Mr. Anthony Akurugu, the headteacher of ‘Junction-Mangoase’ District Assembly (D/A) Primary School has appealed to President Nana Addo Dankwa Akufo-Addo for immediate intervention to assist in building a classroom block with the necessary facilities.
He said “the neglected school and pupils” are in dire need of a classroom block with toilet/urinal, library, Head teacher’s office, furniture, and teachers’ accommodation to facilitate effective teaching and learning.
The school is now one of the most deprived primary schools in the country, hence, a befitting classroom to serve the nursery, kindergarten, and the primary one to six pupils.
“The school has been neglected, without even a single decent classroom and proper school furniture for meaningful studies since its establishment 30 years ago”, Mr. Akurugu made the appeal in an interview with the Ghana News Agency (GNA) at Junction-Mangoase’, a farming community in the Nkoranza North District of the Bono East Region.
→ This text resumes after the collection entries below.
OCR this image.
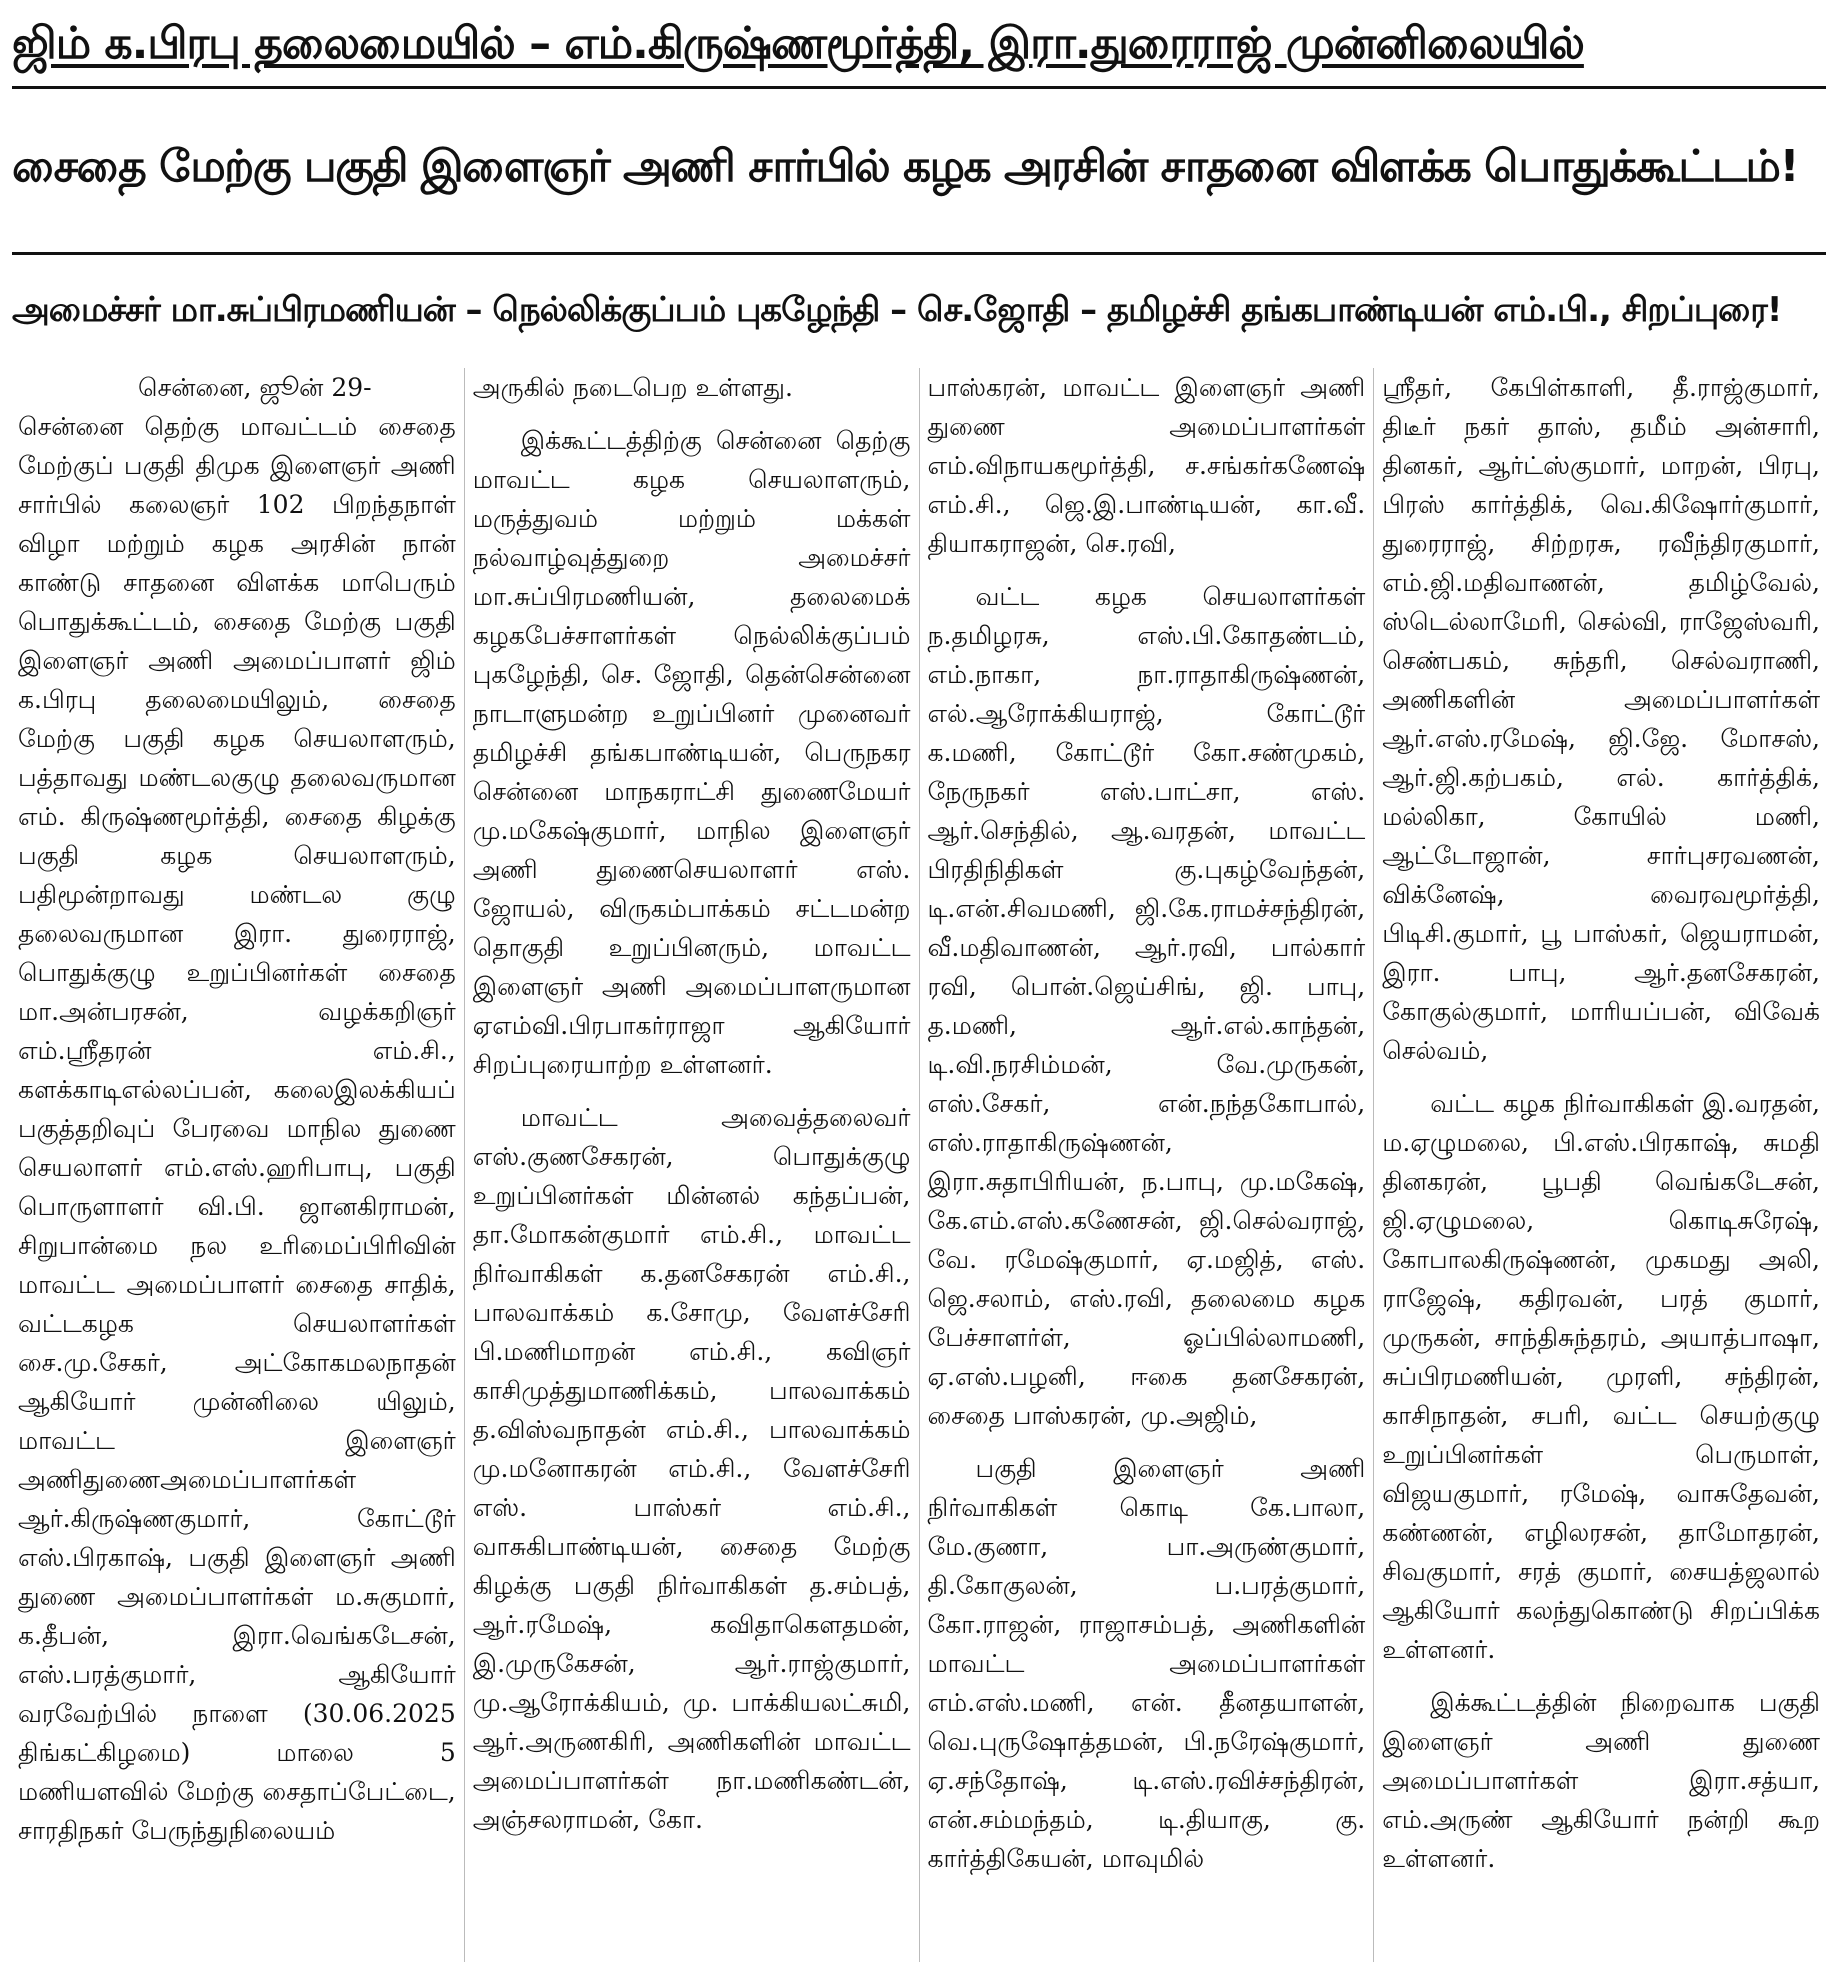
ஜிம் க.பிரபு தலைமையில் – எம்.கிருஷ்ணமூர்த்தி, இரா.துரைராஜ் முன்னிலையில்
சைதை மேற்கு பகுதி இளைஞர் அணி சார்பில் கழக அரசின் சாதனை விளக்க பொதுக்கூட்டம்!
அமைச்சர் மா.சுப்பிரமணியன் – நெல்லிக்குப்பம் புகழேந்தி – செ.ஜோதி – தமிழச்சி தங்கபாண்டியன் எம்.பி., சிறப்புரை!

சென்னை, ஜூன் 29-
சென்னை தெற்கு மாவட்டம் சைதை மேற்குப் பகுதி திமுக இளைஞர் அணி சார்பில் கலைஞர் 102 பிறந்தநாள் விழா மற்றும் கழக அரசின் நான் காண்டு சாதனை விளக்க மாபெரும் பொதுக்கூட்டம், சைதை மேற்கு பகுதி இளைஞர் அணி அமைப்பாளர் ஜிம் க.பிரபு தலைமையிலும், சைதை மேற்கு பகுதி கழக செயலாளரும், பத்தாவது மண்டலகுழு தலைவருமான எம். கிருஷ்ணமூர்த்தி, சைதை கிழக்கு பகுதி கழக செயலாளரும், பதிமூன்றாவது மண்டல குழு தலைவருமான இரா. துரைராஜ், பொதுக்குழு உறுப்பினர்கள் சைதை மா.அன்பரசன், வழக்கறிஞர் எம்.ஸ்ரீதரன் எம்.சி., களக்காடிஎல்லப்பன், கலைஇலக்கியப் பகுத்தறிவுப் பேரவை மாநில துணை செயலாளர் எம்.எஸ்.ஹரிபாபு, பகுதி பொருளாளர் வி.பி. ஜானகிராமன், சிறுபான்மை நல உரிமைப்பிரிவின் மாவட்ட அமைப்பாளர் சைதை சாதிக், வட்டகழக செயலாளர்கள் சை.மு.சேகர், அட்கோகமலநாதன் ஆகியோர் முன்னிலை யிலும், மாவட்ட இளைஞர் அணிதுணைஅமைப்பாளர்கள் ஆர்.கிருஷ்ணகுமார், கோட்டூர் எஸ்.பிரகாஷ், பகுதி இளைஞர் அணி துணை அமைப்பாளர்கள் ம.சுகுமார், க.தீபன், இரா.வெங்கடேசன், எஸ்.பரத்குமார், ஆகியோர் வரவேற்பில் நாளை (30.06.2025 திங்கட்கிழமை) மாலை 5 மணியளவில் மேற்கு சைதாப்பேட்டை, சாரதிநகர் பேருந்துநிலையம்

அருகில் நடைபெற உள்ளது.

இக்கூட்டத்திற்கு சென்னை தெற்கு மாவட்ட கழக செயலாளரும், மருத்துவம் மற்றும் மக்கள் நல்வாழ்வுத்துறை அமைச்சர் மா.சுப்பிரமணியன், தலைமைக் கழகபேச்சாளர்கள் நெல்லிக்குப்பம் புகழேந்தி, செ. ஜோதி, தென்சென்னை நாடாளுமன்ற உறுப்பினர் முனைவர் தமிழச்சி தங்கபாண்டியன், பெருநகர சென்னை மாநகராட்சி துணைமேயர் மு.மகேஷ்குமார், மாநில இளைஞர் அணி துணைசெயலாளர் எஸ். ஜோயல், விருகம்பாக்கம் சட்டமன்ற தொகுதி உறுப்பினரும், மாவட்ட இளைஞர் அணி அமைப்பாளருமான ஏஎம்வி.பிரபாகர்ராஜா ஆகியோர் சிறப்புரையாற்ற உள்ளனர்.

மாவட்ட அவைத்தலைவர் எஸ்.குணசேகரன், பொதுக்குழு உறுப்பினர்கள் மின்னல் கந்தப்பன், தா.மோகன்குமார் எம்.சி., மாவட்ட நிர்வாகிகள் க.தனசேகரன் எம்.சி., பாலவாக்கம் க.சோமு, வேளச்சேரி பி.மணிமாறன் எம்.சி., கவிஞர் காசிமுத்துமாணிக்கம், பாலவாக்கம் த.விஸ்வநாதன் எம்.சி., பாலவாக்கம் மு.மனோகரன் எம்.சி., வேளச்சேரி எஸ். பாஸ்கர் எம்.சி., வாசுகிபாண்டியன், சைதை மேற்கு கிழக்கு பகுதி நிர்வாகிகள் த.சம்பத், ஆர்.ரமேஷ், கவிதாகௌதமன், இ.முருகேசன், ஆர்.ராஜ்குமார், மு.ஆரோக்கியம், மு. பாக்கியலட்சுமி, ஆர்.அருணகிரி, அணிகளின் மாவட்ட அமைப்பாளர்கள் நா.மணிகண்டன், அஞ்சலராமன், கோ.

பாஸ்கரன், மாவட்ட இளைஞர் அணி துணை அமைப்பாளர்கள் எம்.விநாயகமூர்த்தி, ச.சங்கர்கணேஷ் எம்.சி., ஜெ.இ.பாண்டியன், கா.வீ. தியாகராஜன், செ.ரவி,

வட்ட கழக செயலாளர்கள் ந.தமிழரசு, எஸ்.பி.கோதண்டம், எம்.நாகா, நா.ராதாகிருஷ்ணன், எல்.ஆரோக்கியராஜ், கோட்டூர் க.மணி, கோட்டூர் கோ.சண்முகம், நேருநகர் எஸ்.பாட்சா, எஸ். ஆர்.செந்தில், ஆ.வரதன், மாவட்ட பிரதிநிதிகள் கு.புகழ்வேந்தன், டி.என்.சிவமணி, ஜி.கே.ராமச்சந்திரன், வீ.மதிவாணன், ஆர்.ரவி, பால்கார் ரவி, பொன்.ஜெய்சிங், ஜி. பாபு, த.மணி, ஆர்.எல்.காந்தன், டி.வி.நரசிம்மன், வே.முருகன், எஸ்.சேகர், என்.நந்தகோபால், எஸ்.ராதாகிருஷ்ணன், இரா.சுதாபிரியன், ந.பாபு, மு.மகேஷ், கே.எம்.எஸ்.கணேசன், ஜி.செல்வராஜ், வே. ரமேஷ்குமார், ஏ.மஜித், எஸ். ஜெ.சலாம், எஸ்.ரவி, தலைமை கழக பேச்சாளர்ள், ஓப்பில்லாமணி, ஏ.எஸ்.பழனி, ஈகை தனசேகரன், சைதை பாஸ்கரன், மு.அஜிம்,

பகுதி இளைஞர் அணி நிர்வாகிகள் கொடி கே.பாலா, மே.குணா, பா.அருண்குமார், தி.கோகுலன், ப.பரத்குமார், கோ.ராஜன், ராஜாசம்பத், அணிகளின் மாவட்ட அமைப்பாளர்கள் எம்.எஸ்.மணி, என். தீனதயாளன், வெ.புருஷோத்தமன், பி.நரேஷ்குமார், ஏ.சந்தோஷ், டி.எஸ்.ரவிச்சந்திரன், என்.சம்மந்தம், டி.தியாகு, கு. கார்த்திகேயன், மாவுமில்

ஸ்ரீதர், கேபிள்காளி, தீ.ராஜ்குமார், திடீர் நகர் தாஸ், தமீம் அன்சாரி, தினகர், ஆர்ட்ஸ்குமார், மாறன், பிரபு, பிரஸ் கார்த்திக், வெ.கிஷோர்குமார், துரைராஜ், சிற்றரசு, ரவீந்திரகுமார், எம்.ஜி.மதிவாணன், தமிழ்வேல், ஸ்டெல்லாமேரி, செல்வி, ராஜேஸ்வரி, செண்பகம், சுந்தரி, செல்வராணி, அணிகளின் அமைப்பாளர்கள் ஆர்.எஸ்.ரமேஷ், ஜி.ஜே. மோசஸ், ஆர்.ஜி.கற்பகம், எல். கார்த்திக், மல்லிகா, கோயில் மணி, ஆட்டோஜான், சார்புசரவணன், விக்னேஷ், வைரவமூர்த்தி, பிடிசி.குமார், பூ பாஸ்கர், ஜெயராமன், இரா. பாபு, ஆர்.தனசேகரன், கோகுல்குமார், மாரியப்பன், விவேக் செல்வம்,

வட்ட கழக நிர்வாகிகள் இ.வரதன், ம.ஏழுமலை, பி.எஸ்.பிரகாஷ், சுமதி தினகரன், பூபதி வெங்கடேசன், ஜி.ஏழுமலை, கொடிசுரேஷ், கோபாலகிருஷ்ணன், முகமது அலி, ராஜேஷ், கதிரவன், பரத் குமார், முருகன், சாந்திசுந்தரம், அயாத்பாஷா, சுப்பிரமணியன், முரளி, சந்திரன், காசிநாதன், சபரி, வட்ட செயற்குழு உறுப்பினர்கள் பெருமாள், விஜயகுமார், ரமேஷ், வாசுதேவன், கண்ணன், எழிலரசன், தாமோதரன், சிவகுமார், சரத் குமார், சையத்ஜலால் ஆகியோர் கலந்துகொண்டு சிறப்பிக்க உள்ளனர்.

இக்கூட்டத்தின் நிறைவாக பகுதி இளைஞர் அணி துணை அமைப்பாளர்கள் இரா.சத்யா, எம்.அருண் ஆகியோர் நன்றி கூற உள்ளனர்.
“The situation is very worrying as classes end suddenly whenever it threatens to rain because pupils must run to their homes for shelter", the headteacher lamented.
He bemoaned “the school’s population is about 250 but disturbingly, the pupils are lacking the privilege to enjoy their basic right to quality education for lack of school building and other necessary materials for effective teaching and learning”.
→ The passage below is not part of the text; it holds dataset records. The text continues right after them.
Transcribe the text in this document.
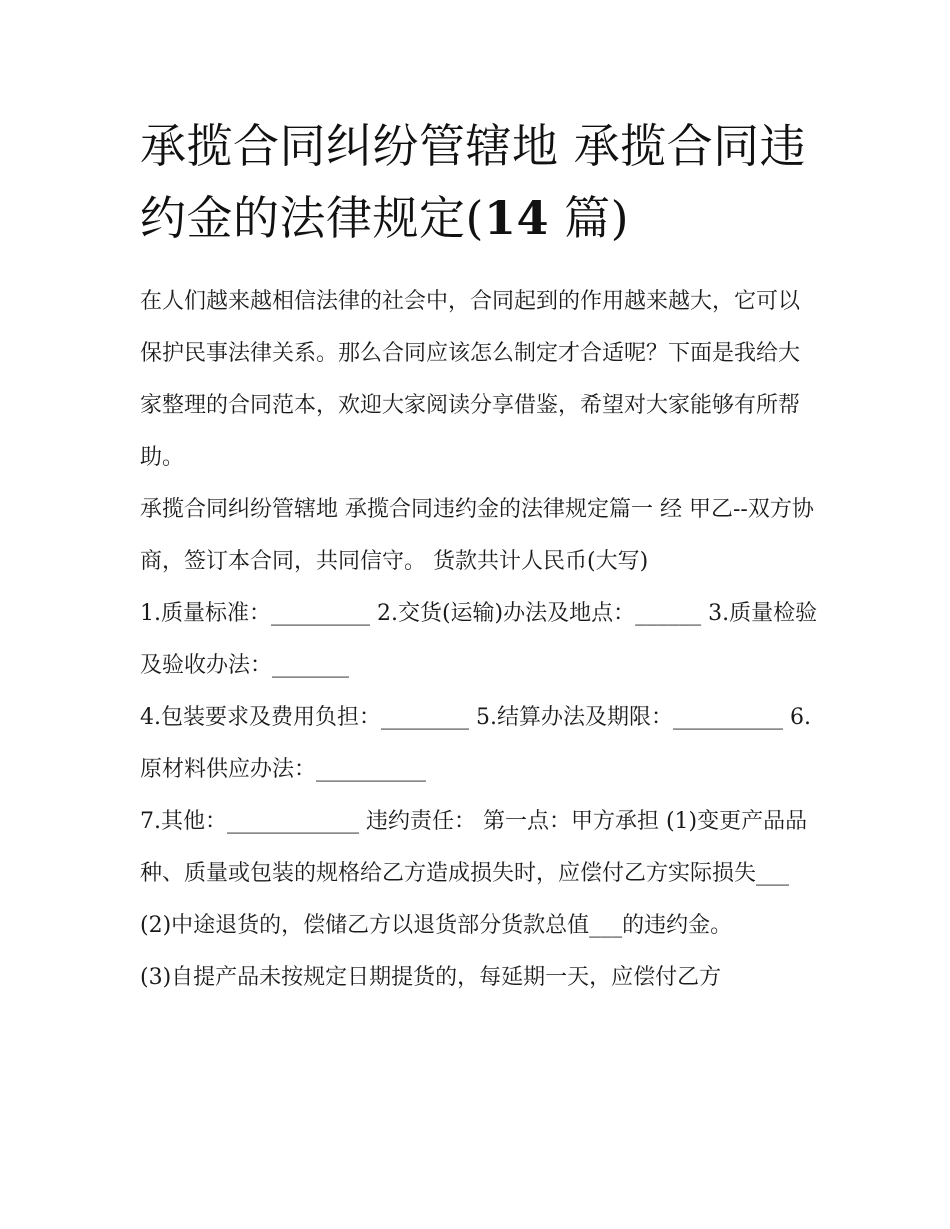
承揽合同纠纷管辖地 承揽合同违约金的法律规定(14 篇)

在人们越来越相信法律的社会中，合同起到的作用越来越大，它可以保护民事法律关系。那么合同应该怎么制定才合适呢？下面是我给大家整理的合同范本，欢迎大家阅读分享借鉴，希望对大家能够有所帮助。

承揽合同纠纷管辖地 承揽合同违约金的法律规定篇一 经 甲乙--双方协商，签订本合同，共同信守。 货款共计人民币(大写)

1.质量标准：_________ 2.交货(运输)办法及地点：______ 3.质量检验及验收办法：_______

4.包装要求及费用负担：________ 5.结算办法及期限：__________ 6.原材料供应办法：__________

7.其他：____________ 违约责任： 第一点：甲方承担 (1)变更产品品种、质量或包装的规格给乙方造成损失时，应偿付乙方实际损失___

(2)中途退货的，偿储乙方以退货部分货款总值___的违约金。

(3)自提产品未按规定日期提货的，每延期一天，应偿付乙方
Mr. Akurugu alleged the school has no record of single furniture donated by successive governments and due to that, the pupils sit on the bare floor to write.
He said it had always been difficult as a school to meet its learning objectives set for an academic year because classes were often interrupted by rainfall.
Mr. Akurugu pleaded with President Akufo-Addo to ensure the speedy provision of a befitting classroom block for the current generation of pupils and those yet unborn in the community to feel that “they are really Ghanaians and also getting their fair share of the national cake”.
That, he hoped would be a great relief for the parents and guardians in the community because “we sometimes wonder if really the pupils are part of Ghanaian school children”.
Mr. Akurugu appealed to non-governmental, charitable organisations, corporate entities, and philanthropists home and abroad to come to their aid “to secure the future of these little ones.